Key Facts

  • Missed payments on recent, large home loans are increasing at a faster rate compared to modest loans, suggesting the emergence of “two economies” in New Zealand.
  • According to Centrix, this split comprises people managing comfortably-sized home loans, and those struggling with large loans taken out from 2020-2022.
  • In October, mortgage arrears of more than 30 days were up 55% compared to the previous year.
  • Decreased property values and shifting interest rates are causing a rise in arrears for mortgages valued at over $500,000.
  • Financial mentor David Verry warns larger mortgages put people at great risk of not managing increasing home loan interest rates and the cost of living.
  • Verry suggests mortgage effects on people with loans between $600,000 – $800,000 are significant, as a change in interest rates can be overwhelming.
  • Centrix reports 0.42% of mortgages below $500,000 were in arrears over 30 days, compared to 0.62% of mortgages over $500,000.
  • Centrix states 47% of all mortgages are valued over $500,000.
  • Older people are faring better, likely a result of smaller mortgages or no mortgage debt.

Article Summary

Centrix, a credit reporting company, has noted a remarkable increase in arrears on substantial home loans taken out recently, as compared to smaller, more manageable loans. This disparity is seen to reflect an emerging “two economies” scenario in New Zealand, where people with reasonable-sized home loans are weathering higher mortgage rates, in contrast to those grappling with hefty mortgages taken out between 2020 and 2022.

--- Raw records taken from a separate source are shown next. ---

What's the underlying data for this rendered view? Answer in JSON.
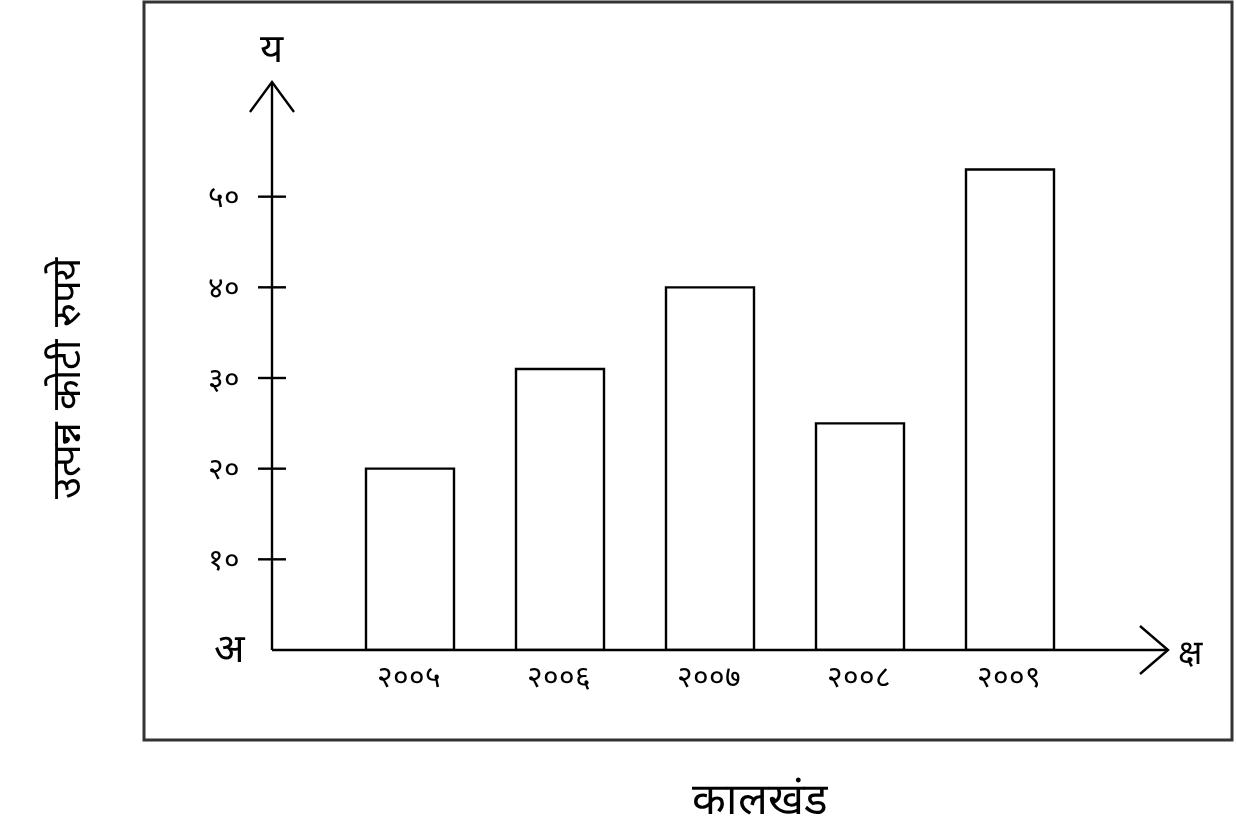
{
  "chart_data": {
    "type": "bar",
    "xlabel": "कालखंड",
    "ylabel": "उत्पन्न कोटी रुपये",
    "categories": [
      "२००५",
      "२००६",
      "२००७",
      "२००८",
      "२००९"
    ],
    "values": [
      20,
      31,
      40,
      25,
      53
    ],
    "color": "#ffffff",
    "ylim": [
      0,
      60
    ],
    "yticks": [
      {
        "value": 10,
        "label": "१०"
      },
      {
        "value": 20,
        "label": "२०"
      },
      {
        "value": 30,
        "label": "३०"
      },
      {
        "value": 40,
        "label": "४०"
      },
      {
        "value": 50,
        "label": "५०"
      }
    ],
    "grid": false,
    "legend": false,
    "annotations": [
      "य",
      "क्ष",
      "अ"
    ]
  }
}
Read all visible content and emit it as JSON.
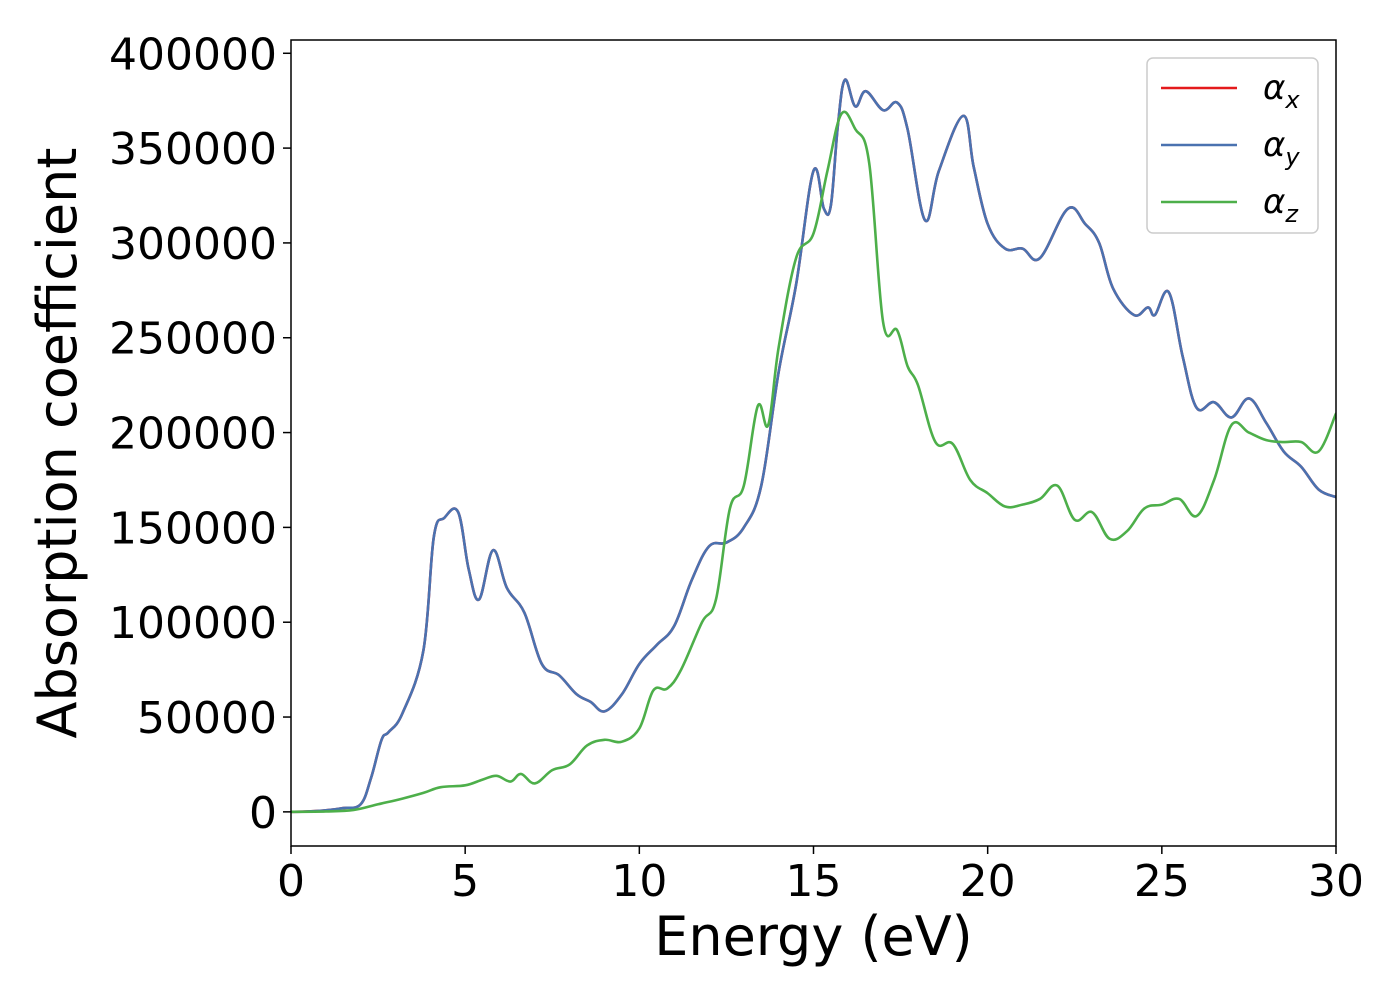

There has been a noteworthy rise in missed payments on these larger loans, with October seeing mortgages overdue by more than 30 days increasing by 55% from the previous year. As per Centrix Director Keith McLaughlin, individuals who took out mortgages in 2020 and 2021 are confronted with challenges from decreased property values and fluctuating interest rates. As a result, there’s been a surge in arrears for mortgages over $500,000.

Moreover, David Verry, a financial mentor, has warned that larger mortgages put homeowners at risk of failing to manage increases in interest rates and costs of living, including insurance costs and rate increases. The impact of interest rate changes on those with a mortgage between $600,000 and $800,000 is substantial, as a small rate change could create financial havoc for these homeowners. On contrast, people with smaller mortgages could absorb rate rises more easily.

Only time will determine how 2024 will unfold. There is, however, a clear need to manage the cost of living crisis to aid these financially strained households. Notably, older individuals are handling these challenges better, likely because they have smaller or no mortgages.